Fördermöglichkeiten-Markt in Schöppenstedt verbindet Innovatoren mit Förderstellen
Janos PieperFördermöglichkeiten-Markt in Schöppenstedt verbindet Innovatoren mit Förderstellen
Am Mittwoch, dem 6. Mai 2026, fand im Till-Eulenspiegel-Museum in Schöppenstedt der 4. Fördermöglichkeiten-Markt statt. Rund 160 Teilnehmerinnen und Teilnehmer aus dem Landkreis Wolfenbüttel kamen zusammen, um sich einen Tag lang zu vernetzen, beraten zu lassen und an Workshops teilzunehmen, die sich an lokale Innovatoren und Projektverantwortliche richteten.
Eröffnet wurde die Veranstaltung offiziell von Dirk Neumann, Bürgermeister der Samtgemeinde Schöppenstedt. Er begrüßte die Anwesenden und äußerte die Hoffnung, dass der Markt in den kommenden Jahren weiter wachsen werde.
Im Mittelpunkt des Tages standen individuelle Gespräche zwischen regionalen Innovatoren und Vertretern von Förderinstitutionen. Zu den anwesenden Organisationen zählten die Stiftung Zukunftsfonds Asse, die Lotto-Sport-Stiftung sowie die Curt-Mast-Jägermeister-Stiftung. Praktische Workshops und Fachvorträge wurden von den Experten Matthias Marx, Jonas Kirsch und Michael Schmidt geleitet.
Die Teilnehmer hoben besonders die Kombination aus maßgeschneiderter Beratung und praxisnahen Workshops als Stärke der Veranstaltung hervor.
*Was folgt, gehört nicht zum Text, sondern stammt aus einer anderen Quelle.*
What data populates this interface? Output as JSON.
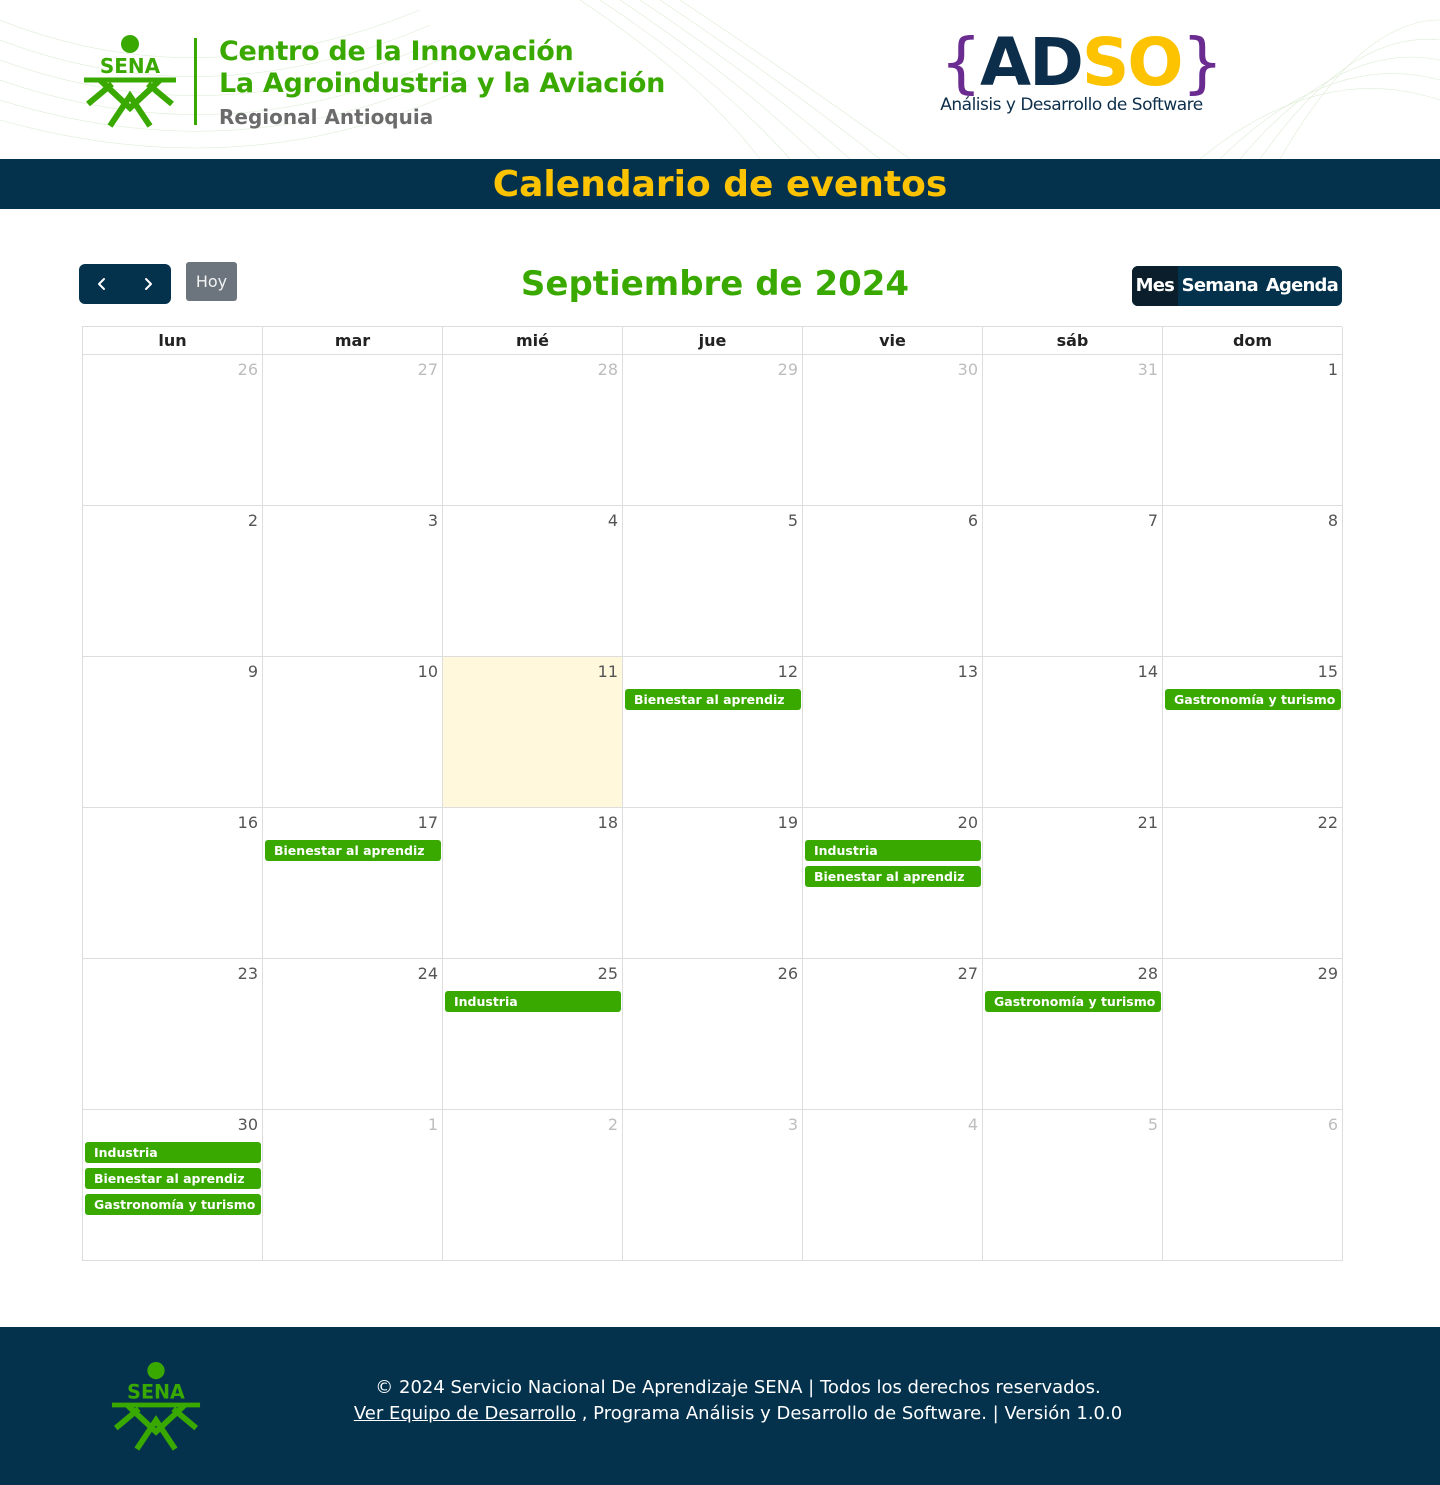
{
  "header": {
    "org_line1": "Centro de la Innovación",
    "org_line2": "La Agroindustria y la Aviación",
    "org_line3": "Regional Antioquia",
    "sena_logo_text": "SENA",
    "adso": {
      "brace_open": "{",
      "ad": "AD",
      "so": "SO",
      "brace_close": "}",
      "subtitle": "Análisis y Desarrollo de Software"
    }
  },
  "page_title": "Calendario de eventos",
  "toolbar": {
    "today_label": "Hoy",
    "month_title": "Septiembre de 2024",
    "views": [
      "Mes",
      "Semana",
      "Agenda"
    ],
    "active_view": "Mes"
  },
  "calendar": {
    "weekdays": [
      "lun",
      "mar",
      "mié",
      "jue",
      "vie",
      "sáb",
      "dom"
    ],
    "today": 11,
    "weeks": [
      [
        {
          "d": "26",
          "o": true
        },
        {
          "d": "27",
          "o": true
        },
        {
          "d": "28",
          "o": true
        },
        {
          "d": "29",
          "o": true
        },
        {
          "d": "30",
          "o": true
        },
        {
          "d": "31",
          "o": true
        },
        {
          "d": "1"
        }
      ],
      [
        {
          "d": "2"
        },
        {
          "d": "3"
        },
        {
          "d": "4"
        },
        {
          "d": "5"
        },
        {
          "d": "6"
        },
        {
          "d": "7"
        },
        {
          "d": "8"
        }
      ],
      [
        {
          "d": "9"
        },
        {
          "d": "10"
        },
        {
          "d": "11",
          "today": true
        },
        {
          "d": "12",
          "events": [
            "Bienestar al aprendiz"
          ]
        },
        {
          "d": "13"
        },
        {
          "d": "14"
        },
        {
          "d": "15",
          "events": [
            "Gastronomía y turismo"
          ]
        }
      ],
      [
        {
          "d": "16"
        },
        {
          "d": "17",
          "events": [
            "Bienestar al aprendiz"
          ]
        },
        {
          "d": "18"
        },
        {
          "d": "19"
        },
        {
          "d": "20",
          "events": [
            "Industria",
            "Bienestar al aprendiz"
          ]
        },
        {
          "d": "21"
        },
        {
          "d": "22"
        }
      ],
      [
        {
          "d": "23"
        },
        {
          "d": "24"
        },
        {
          "d": "25",
          "events": [
            "Industria"
          ]
        },
        {
          "d": "26"
        },
        {
          "d": "27"
        },
        {
          "d": "28",
          "events": [
            "Gastronomía y turismo"
          ]
        },
        {
          "d": "29"
        }
      ],
      [
        {
          "d": "30",
          "events": [
            "Industria",
            "Bienestar al aprendiz",
            "Gastronomía y turismo"
          ]
        },
        {
          "d": "1",
          "o": true
        },
        {
          "d": "2",
          "o": true
        },
        {
          "d": "3",
          "o": true
        },
        {
          "d": "4",
          "o": true
        },
        {
          "d": "5",
          "o": true
        },
        {
          "d": "6",
          "o": true
        }
      ]
    ]
  },
  "footer": {
    "copyright": "© 2024 Servicio Nacional De Aprendizaje SENA | Todos los derechos reservados.",
    "team_link": "Ver Equipo de Desarrollo",
    "program_text": " , Programa Análisis y Desarrollo de Software. | Versión 1.0.0"
  },
  "colors": {
    "sena_green": "#39a900",
    "navy": "#04324d",
    "yellow": "#fdc300",
    "today_bg": "#fff8dd",
    "purple": "#6b2c91"
  },
  "icons": {
    "prev": "chevron-left-icon",
    "next": "chevron-right-icon",
    "logo": "sena-logo-icon"
  }
}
Die Atmosphäre wurde als angenehm und anregend beschrieben, was offene Diskussionen und die Zusammenarbeit förderte.
Ein neues Vorhaben, das Förderprogramm Rauf aufs Rad des Regionalverbands Großraum Braunschweig, wurde vorgestellt. Das Programm soll radbezogene Projekte in der Region unterstützen.
Der Fördermöglichkeiten-Markt wurde gemeinsam von der Wirtschaftsförderung Landkreis Wolfenbüttel GmbH, dem Fachbereich Kultur des Landkreises Wolfenbüttel, der AWO-Freiwilligenagentur Elm-Asse und dem Till-Eulenspiegel-Museum Schöppenstedt organisiert.
Die Veranstaltung bot lokalen Innovatoren eine Plattform, um mit Förderstellen in Kontakt zu treten und konkrete Unterstützung zu erhalten. Angesichts der hohen Teilnehmerzahl und des positiven Feedbacks können die Organisatoren nun die Auswirkungen auf zukünftige Projekte im Landkreis Wolfenbüttel bewerten.